Files
neon/docs/rfcs/033-pageserver-postgres-bundle.md
Christian Schwarz 011cb519a2 add RFC
2024-06-17 17:45:37 +02:00

4.9 KiB

Postgres Bundle for Pageserver

Created on 2024-06-17

Summary

This RFC defines the responsibilities of Compute and Storage team regarding the build & deployment of the Postgres code that Pageserver must run (initdb, postgres --wal-redo).

Motivation

Pageserver has to run Postgres binaries to do its job, specifically

  • initdb
  • postgres --wal-redo mode

Currently there is no clear ownership of

  • how these binaries are built
    • including, critically, dynamic linkage against other libraries such as libicu
  • what build of the binaries ends up running on Pageservers
  • how the binaries and runtime dependencies (e.g., shared libraries) are delivered to Pageservers

Further, these binaries have dependencies (e.g., libicu) which

  1. prevent the Storage team from switching Pageserver distro and/or version, and
  2. some dependencies impact compatibility between Storage and Compute (e.g., libicu version impacts collation incompatibilty)
  3. some dependencies can cause database corruption if updated carelessly (locale => libc)

Why Is This Worth Solving

  1. Clearly defined ownership generally boosts execution speed & bug triage.
    • Example for why execution speed matters: CVE in dependency => who takes care of patching & updating.
  2. Centralize understanding of risks involved with some dependencies. Currently, there is no team clearly responsible for assessing / tracking the risks. As a reminder from previous section, these are
    • runtime incompatibilities
    • database corruption

Also, it is an unlock for additional future value, see "Future Work" section.

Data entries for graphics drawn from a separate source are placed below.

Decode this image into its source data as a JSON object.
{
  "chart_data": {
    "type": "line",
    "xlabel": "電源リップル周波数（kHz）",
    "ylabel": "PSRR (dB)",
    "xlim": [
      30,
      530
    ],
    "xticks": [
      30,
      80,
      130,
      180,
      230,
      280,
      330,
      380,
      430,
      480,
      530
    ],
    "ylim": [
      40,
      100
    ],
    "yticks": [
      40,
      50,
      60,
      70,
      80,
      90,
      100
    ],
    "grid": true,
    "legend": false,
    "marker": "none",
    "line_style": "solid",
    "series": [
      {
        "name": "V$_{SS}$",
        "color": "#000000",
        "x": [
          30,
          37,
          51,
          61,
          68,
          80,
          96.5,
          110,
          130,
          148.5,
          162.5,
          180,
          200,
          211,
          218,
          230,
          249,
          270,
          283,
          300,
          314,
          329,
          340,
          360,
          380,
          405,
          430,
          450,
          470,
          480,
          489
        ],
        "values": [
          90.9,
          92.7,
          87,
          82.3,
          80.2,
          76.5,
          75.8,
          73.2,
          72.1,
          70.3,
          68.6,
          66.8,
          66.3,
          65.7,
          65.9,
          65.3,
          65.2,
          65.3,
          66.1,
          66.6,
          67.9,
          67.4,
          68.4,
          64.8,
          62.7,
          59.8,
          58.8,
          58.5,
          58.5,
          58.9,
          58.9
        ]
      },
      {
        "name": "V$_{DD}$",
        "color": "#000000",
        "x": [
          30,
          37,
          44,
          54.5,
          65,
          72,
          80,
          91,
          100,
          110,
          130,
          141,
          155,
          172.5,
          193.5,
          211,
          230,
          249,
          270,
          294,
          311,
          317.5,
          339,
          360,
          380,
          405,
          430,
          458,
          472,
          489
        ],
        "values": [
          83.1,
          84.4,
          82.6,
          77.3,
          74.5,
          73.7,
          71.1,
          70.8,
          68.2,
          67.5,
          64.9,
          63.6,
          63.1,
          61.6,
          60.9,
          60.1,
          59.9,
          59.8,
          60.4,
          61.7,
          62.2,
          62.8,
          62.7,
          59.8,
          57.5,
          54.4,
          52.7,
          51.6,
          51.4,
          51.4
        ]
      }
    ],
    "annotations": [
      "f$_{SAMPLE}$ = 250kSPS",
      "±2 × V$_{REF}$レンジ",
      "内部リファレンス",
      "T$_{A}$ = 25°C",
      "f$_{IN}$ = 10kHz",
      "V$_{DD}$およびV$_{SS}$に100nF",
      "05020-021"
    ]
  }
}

Impacted components (e.g. pageserver, safekeeper, console, etc)

Pageserver (neon.git) Compute (neon.git) Deployment process (aws.git)

Design

The basic interface between Compute and Storage team is as follows:

  • Compute team publishes a "bundle" of the binaries required by Pageserver
  • Storage team uses a pinned bundle in the Pageserver build process
  • Storage team code review is required to update the pinned version

The "bundle" provides an interface agreed upon by Compute and Storage teams to run

  • for each supported Postgres version at Neon (v14, v15, v16, ...)
    • the initdb process
      • behaving like a vanilla Postgres initdb
    • postgres --wal-redo mode process
      • following the walredo protocol specified elsewhere

The bundle is self-contained, i.e., it behaves the same way on any Linux system. The only ambient runtime dependency is the Linux kernel. The minimum Linux kernel version is 5.10.

Variant 1: bundle = fully statically linked binaries

The "bundle" is a tarball of fully statically linked binaries

v14/initdb
v14/postgres
v15/initdb
v15/postgres
v16/initdb
v16/postgres
...

The directory structure is part of the interface.

Variant 2: bundle = chrooted directory

The "bundle" is a tarball that contains all sorts of files, plus a launcher script.

LAUNCHER
storage
storage/does
storage/does/not
storage/does/not/care

To launch initdb or postgres --wal-redo, the Pageserver does

  1. fork child process
  2. chroot into the extracted directory
  3. inside the chroot, run /LAUNCHER VERSION PG_BINARY [FLAGS...]
  4. The LAUNCHER script sets up library search paths, etc, and then execs the correct binary

We acknowledge this is half-way reinventing OCI + linux containers. However, our needs are much simpler than what OCI & Docker provide. Specifically, we do not want Pageserver to be runtime-dependent on e.g. Docker as the launcher.

The chroot is to enforce that the "bundle" be self-contained. The special path /inout int he bundle is reserved, e.g., for initdb output.

Variant 3: ???

Your design here, feedback welcome.

Security implications

It's an improvement because a single team (Compute) will be responsible for runtime dependencies.

Implementation & Rollout

Storage and Compute teams agree on a bundle definition.

Compute team changes their build process to produce both

  1. existing: compute image / vm compute image
  2. existing: pg_install tarball (currently built by neon.git:Dockerfile)
  3. new: the bundle

Storage makes neon.git Pageserver changes to support using bundle (behind feature flag). With feature flag disabled, existing pg_install tarball is used instead.

Storage & infra make aws.git changes to deploy bundle to pageservers, with feature flag disabled.

Storage team does gradual rollout.

Storage & infra teams remove support for pg_install, delete it from the nodes (experimentation in staging to ensure no hidden runtime deps!)

Compute team stops producing pg_install tarball.

Future Work

We know that we can easily make pageserver fully statically linked. Together with the self-contained "bundle" proposed above, Pageserver can then be deployed to different OSes. For example, we have been entertaining the idea of trying Amazon Linux instead of Debian for Pageserver. That experiment would be a lot simpler.